After Bankruptcy: What You Need to Know to Rebuild Your Credit
Perhaps you’ve been overwhelmed by debt and you’ve made the tough decision to file for bankruptcy. Now, you’re ready to emerge from your bankruptcy and you’re eager to rebuild your credit. After years of structured payments and limited borrowing power, how do you go about doing that? What do you need to know?
- Bankruptcy lingers: Some types of bankruptcy, like Chapter 7, remain on your credit report for a full decade. However, even if you filed under Chapter 13, which requires partial repayment of your debt, your credit report will reflect your bankruptcy for seven years.
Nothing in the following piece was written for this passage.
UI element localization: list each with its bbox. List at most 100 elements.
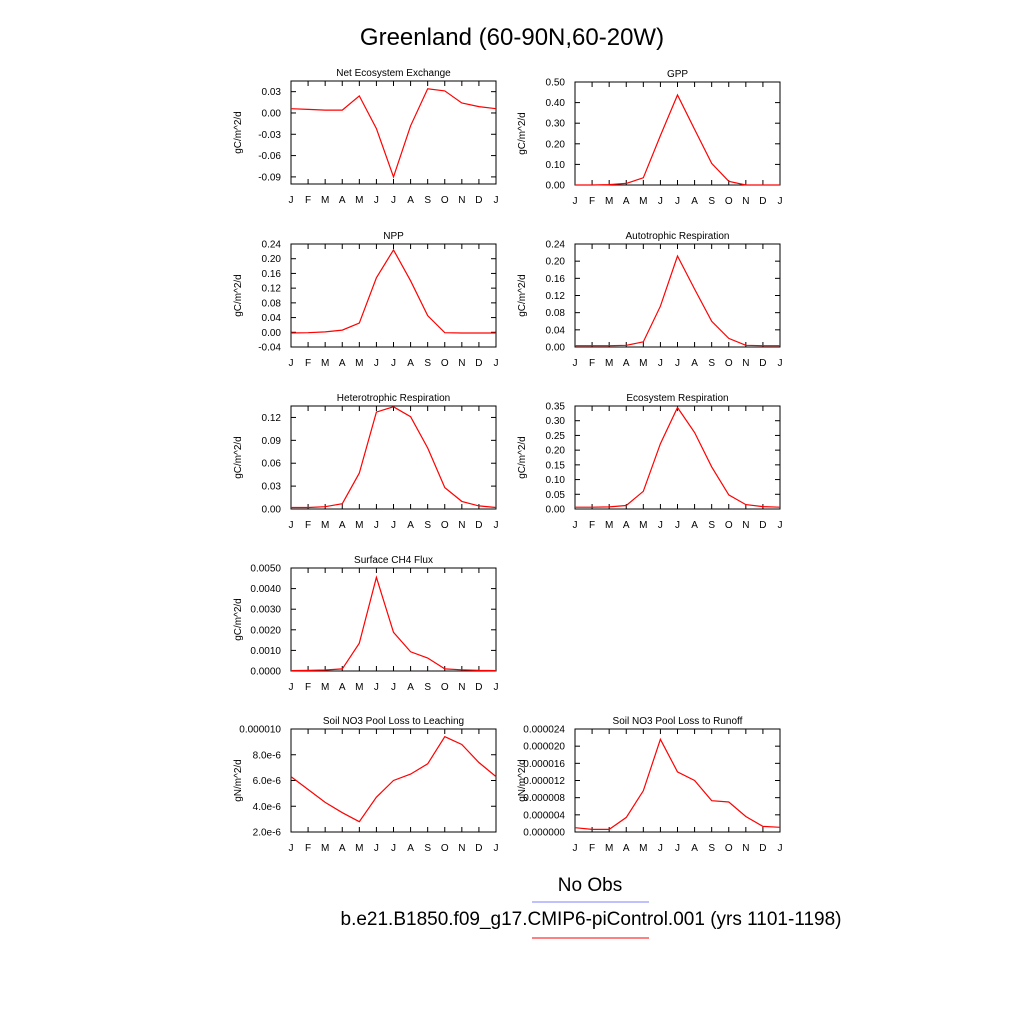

- Credit cards can help: You may worry that credit cards helped to create your debt problems in the first place, but the right kind of credit card (and a careful repayment schedule) can help to re-establish your credit. A secured credit card, that is, one for which you make a cash deposit as collateral securing your repayment, allows you to extend your purchasing power.
- Take out a loan: This measure also might seem counter-intuitive but taking out a small loan (and assiduously paying it on time) can help to show that you’re a good credit risk. You may be able to take out such a loan through a credit union or a bank with which you have a dependable history. As long as you don’t overextend yourself by borrowing too much, a loan can improve your credit score and your financial outlook.
- Pay attention to budgets and calendars: The best way to help yourself out of bankruptcy is to establish a budget and stick with it. You should also pay attention to when bills are due and what minimum payments you need to make on credit cards and other debts.
Emerging from bankruptcy can be a daunting process, but a few simple steps can restore your financial health.